Где сойду с ума в ожидании вестей о Симоне.
— Отлично. Надо действовать быстро. — Обращаясь к Морисетт, он добавил: — Нужно связаться со всеми, кто был тогда присяжным. Предложить охрану. Узнать, не случалось ли с ними чего-нибудь странного, не забирался ли кто-нибудь к ним домой. Взять самую свежую фотографию Шевалье, которая у нас есть, напечатать миллион копий, передать одну по факсу Макфи и Болдуину в Далонегу. Пусть ее покажут мальчишке, который упал со скалы. Он единственный, насколько мы знаем, кто видел убийцу в лицо.
— Ты хочешь сказать, единственный, кто остался жив, — прошептала Никки. Она оглядывала дом своей подруги, теплые пастельные тона. Здесь так уютно. Чисто. Все на своем месте. Именно так, как любила Симона.
— Я имел в виду, что он пока единственный, с кем мы можем поговорить, — сказал Рид. — Но я хочу, чтобы по штату, а может, и в соседние, разослали ориентировку на него. Пусть каждый коп на юго-восточном побережье ищет этого гада.
— Аминь, — согласилась Морисетт. — Надо найти этого ублюдка и утихомирить его. Немедленно.
Но Никки чувствовала, что уже поздно. Прошло слишком много времени.
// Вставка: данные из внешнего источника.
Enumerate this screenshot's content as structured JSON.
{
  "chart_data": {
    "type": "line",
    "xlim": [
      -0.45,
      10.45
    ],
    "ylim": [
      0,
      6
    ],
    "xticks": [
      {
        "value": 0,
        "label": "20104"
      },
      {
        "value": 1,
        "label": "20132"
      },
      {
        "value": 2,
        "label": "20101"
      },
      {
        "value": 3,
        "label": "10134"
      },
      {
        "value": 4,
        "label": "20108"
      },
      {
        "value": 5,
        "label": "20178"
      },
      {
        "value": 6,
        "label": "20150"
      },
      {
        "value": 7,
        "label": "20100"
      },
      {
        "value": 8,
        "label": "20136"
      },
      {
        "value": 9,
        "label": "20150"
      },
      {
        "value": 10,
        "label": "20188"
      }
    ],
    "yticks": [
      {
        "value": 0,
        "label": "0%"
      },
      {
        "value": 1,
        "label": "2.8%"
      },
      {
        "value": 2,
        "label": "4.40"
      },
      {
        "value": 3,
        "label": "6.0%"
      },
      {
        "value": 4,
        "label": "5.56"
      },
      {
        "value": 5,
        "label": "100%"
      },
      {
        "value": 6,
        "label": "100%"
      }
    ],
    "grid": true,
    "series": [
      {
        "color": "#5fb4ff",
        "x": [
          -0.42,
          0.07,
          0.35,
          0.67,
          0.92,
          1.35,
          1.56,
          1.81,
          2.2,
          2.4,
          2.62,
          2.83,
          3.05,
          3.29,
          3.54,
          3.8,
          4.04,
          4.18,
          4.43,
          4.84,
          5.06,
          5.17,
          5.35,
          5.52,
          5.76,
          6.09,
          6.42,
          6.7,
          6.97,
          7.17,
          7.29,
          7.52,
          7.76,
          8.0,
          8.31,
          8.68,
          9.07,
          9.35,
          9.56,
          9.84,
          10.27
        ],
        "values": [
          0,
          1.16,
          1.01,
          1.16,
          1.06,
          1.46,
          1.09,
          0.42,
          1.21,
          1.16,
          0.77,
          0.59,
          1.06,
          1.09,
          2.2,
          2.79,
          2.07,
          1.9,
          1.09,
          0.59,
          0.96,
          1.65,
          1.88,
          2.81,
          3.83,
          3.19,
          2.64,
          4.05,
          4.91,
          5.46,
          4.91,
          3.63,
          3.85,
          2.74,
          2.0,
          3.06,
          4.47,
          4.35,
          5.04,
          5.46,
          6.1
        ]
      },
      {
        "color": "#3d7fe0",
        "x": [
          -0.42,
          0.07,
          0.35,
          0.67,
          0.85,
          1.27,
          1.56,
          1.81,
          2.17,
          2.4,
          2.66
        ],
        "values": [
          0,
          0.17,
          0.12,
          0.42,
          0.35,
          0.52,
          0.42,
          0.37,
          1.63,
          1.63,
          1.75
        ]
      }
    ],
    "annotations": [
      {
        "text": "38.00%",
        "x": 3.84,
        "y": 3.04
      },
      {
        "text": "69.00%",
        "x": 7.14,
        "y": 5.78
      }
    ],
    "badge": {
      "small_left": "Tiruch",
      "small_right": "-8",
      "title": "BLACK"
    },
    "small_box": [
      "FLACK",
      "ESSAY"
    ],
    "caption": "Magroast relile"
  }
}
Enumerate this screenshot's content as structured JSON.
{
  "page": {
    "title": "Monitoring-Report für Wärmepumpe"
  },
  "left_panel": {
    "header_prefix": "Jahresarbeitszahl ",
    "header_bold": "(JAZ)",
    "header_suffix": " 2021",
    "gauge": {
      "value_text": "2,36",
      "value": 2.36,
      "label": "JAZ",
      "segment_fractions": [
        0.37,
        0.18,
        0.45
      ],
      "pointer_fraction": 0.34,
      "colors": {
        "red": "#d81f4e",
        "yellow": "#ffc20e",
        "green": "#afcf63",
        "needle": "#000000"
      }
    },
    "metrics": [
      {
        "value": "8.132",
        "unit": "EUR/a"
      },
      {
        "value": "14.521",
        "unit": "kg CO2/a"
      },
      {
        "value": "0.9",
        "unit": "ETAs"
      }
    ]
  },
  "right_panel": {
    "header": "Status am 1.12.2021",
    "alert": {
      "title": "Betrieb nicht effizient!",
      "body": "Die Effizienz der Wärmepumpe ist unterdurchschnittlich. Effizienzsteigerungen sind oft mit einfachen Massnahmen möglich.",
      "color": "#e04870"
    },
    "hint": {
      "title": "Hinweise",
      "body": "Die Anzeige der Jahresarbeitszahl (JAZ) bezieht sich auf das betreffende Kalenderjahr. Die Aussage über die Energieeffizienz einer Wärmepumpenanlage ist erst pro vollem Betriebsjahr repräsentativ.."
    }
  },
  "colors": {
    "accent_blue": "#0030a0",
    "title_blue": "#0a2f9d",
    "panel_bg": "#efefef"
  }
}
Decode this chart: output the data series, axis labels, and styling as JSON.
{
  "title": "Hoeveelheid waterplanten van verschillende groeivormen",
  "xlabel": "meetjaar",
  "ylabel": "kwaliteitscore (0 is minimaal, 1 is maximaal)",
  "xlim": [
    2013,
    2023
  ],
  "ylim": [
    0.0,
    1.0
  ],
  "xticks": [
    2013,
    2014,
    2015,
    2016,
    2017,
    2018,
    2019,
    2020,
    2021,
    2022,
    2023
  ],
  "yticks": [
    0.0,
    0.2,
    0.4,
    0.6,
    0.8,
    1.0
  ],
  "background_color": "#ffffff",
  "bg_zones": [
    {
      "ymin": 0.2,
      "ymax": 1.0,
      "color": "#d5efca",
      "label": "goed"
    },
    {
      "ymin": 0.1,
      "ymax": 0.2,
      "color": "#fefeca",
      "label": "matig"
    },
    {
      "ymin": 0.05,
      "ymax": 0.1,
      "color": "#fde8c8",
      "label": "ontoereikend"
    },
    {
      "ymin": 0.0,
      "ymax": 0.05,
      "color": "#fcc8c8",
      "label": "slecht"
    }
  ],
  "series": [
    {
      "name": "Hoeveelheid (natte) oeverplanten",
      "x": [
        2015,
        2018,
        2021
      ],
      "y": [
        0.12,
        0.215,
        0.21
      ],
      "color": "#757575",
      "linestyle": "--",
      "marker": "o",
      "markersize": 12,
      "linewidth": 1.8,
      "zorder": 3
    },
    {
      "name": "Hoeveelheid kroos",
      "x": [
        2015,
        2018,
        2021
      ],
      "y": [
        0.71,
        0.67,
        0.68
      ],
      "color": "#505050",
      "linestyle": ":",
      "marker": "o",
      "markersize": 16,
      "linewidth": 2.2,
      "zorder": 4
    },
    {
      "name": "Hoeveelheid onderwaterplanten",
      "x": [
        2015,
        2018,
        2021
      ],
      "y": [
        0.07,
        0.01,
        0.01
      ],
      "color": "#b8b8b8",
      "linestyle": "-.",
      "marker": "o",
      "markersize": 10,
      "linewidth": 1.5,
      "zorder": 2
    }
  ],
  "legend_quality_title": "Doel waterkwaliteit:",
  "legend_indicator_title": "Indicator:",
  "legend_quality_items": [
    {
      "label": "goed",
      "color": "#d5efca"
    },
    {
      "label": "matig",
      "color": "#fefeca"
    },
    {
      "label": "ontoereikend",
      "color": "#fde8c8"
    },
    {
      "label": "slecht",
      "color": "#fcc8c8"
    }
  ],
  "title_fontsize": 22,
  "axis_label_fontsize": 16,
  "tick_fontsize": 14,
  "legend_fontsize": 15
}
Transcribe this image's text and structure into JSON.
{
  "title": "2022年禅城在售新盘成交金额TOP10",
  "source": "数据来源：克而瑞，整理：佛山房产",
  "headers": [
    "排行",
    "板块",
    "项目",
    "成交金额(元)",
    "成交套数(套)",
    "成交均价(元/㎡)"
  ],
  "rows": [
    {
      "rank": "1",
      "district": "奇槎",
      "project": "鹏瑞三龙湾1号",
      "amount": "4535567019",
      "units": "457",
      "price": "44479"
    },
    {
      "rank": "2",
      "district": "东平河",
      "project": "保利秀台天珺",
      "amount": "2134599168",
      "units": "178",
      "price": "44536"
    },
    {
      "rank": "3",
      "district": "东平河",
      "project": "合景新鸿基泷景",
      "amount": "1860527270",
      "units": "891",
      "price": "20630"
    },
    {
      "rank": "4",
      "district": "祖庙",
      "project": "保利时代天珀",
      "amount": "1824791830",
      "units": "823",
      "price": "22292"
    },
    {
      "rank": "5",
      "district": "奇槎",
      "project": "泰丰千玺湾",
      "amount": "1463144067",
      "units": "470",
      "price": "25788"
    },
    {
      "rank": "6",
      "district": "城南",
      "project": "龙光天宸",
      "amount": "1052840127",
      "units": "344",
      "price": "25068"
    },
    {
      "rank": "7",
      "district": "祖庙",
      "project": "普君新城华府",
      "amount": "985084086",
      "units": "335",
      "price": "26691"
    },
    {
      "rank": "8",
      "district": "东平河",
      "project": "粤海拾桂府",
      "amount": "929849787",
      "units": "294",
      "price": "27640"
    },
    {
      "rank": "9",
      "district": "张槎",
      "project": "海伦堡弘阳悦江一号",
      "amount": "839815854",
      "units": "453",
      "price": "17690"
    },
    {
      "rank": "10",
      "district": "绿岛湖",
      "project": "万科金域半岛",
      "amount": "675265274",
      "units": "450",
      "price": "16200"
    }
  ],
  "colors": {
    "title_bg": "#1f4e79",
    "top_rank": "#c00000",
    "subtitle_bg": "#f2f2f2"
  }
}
Какова вероятность, что Симона жива? Она снова взяла на руки Микадо и прижала к себе. То, как билось сердце собачки, немного ее успокоило.
— Я забираю его с собой, — сказала она, и на этот раз копы возражать не стали.
Темно.
И холодно.
Так темно и холодно, и… дышать нечем.
И мне больно. Больнее, чем когда-либо.
В голове все плыло, она пыталась проснуться, но не сознавала ничего, кроме темноты и мерзкой вони, от которой тошнило. Все тело ныло, а рука… господи, рука болела невыносимо. В голове стоял туман, и… она не могла пошевелиться и с трудом дышала. Она попыталась повернуться и ударилась обо что-то плечом. Руку пронзила боль. Перелом? Она не помнила. Кашлянула. Попробовала сесть.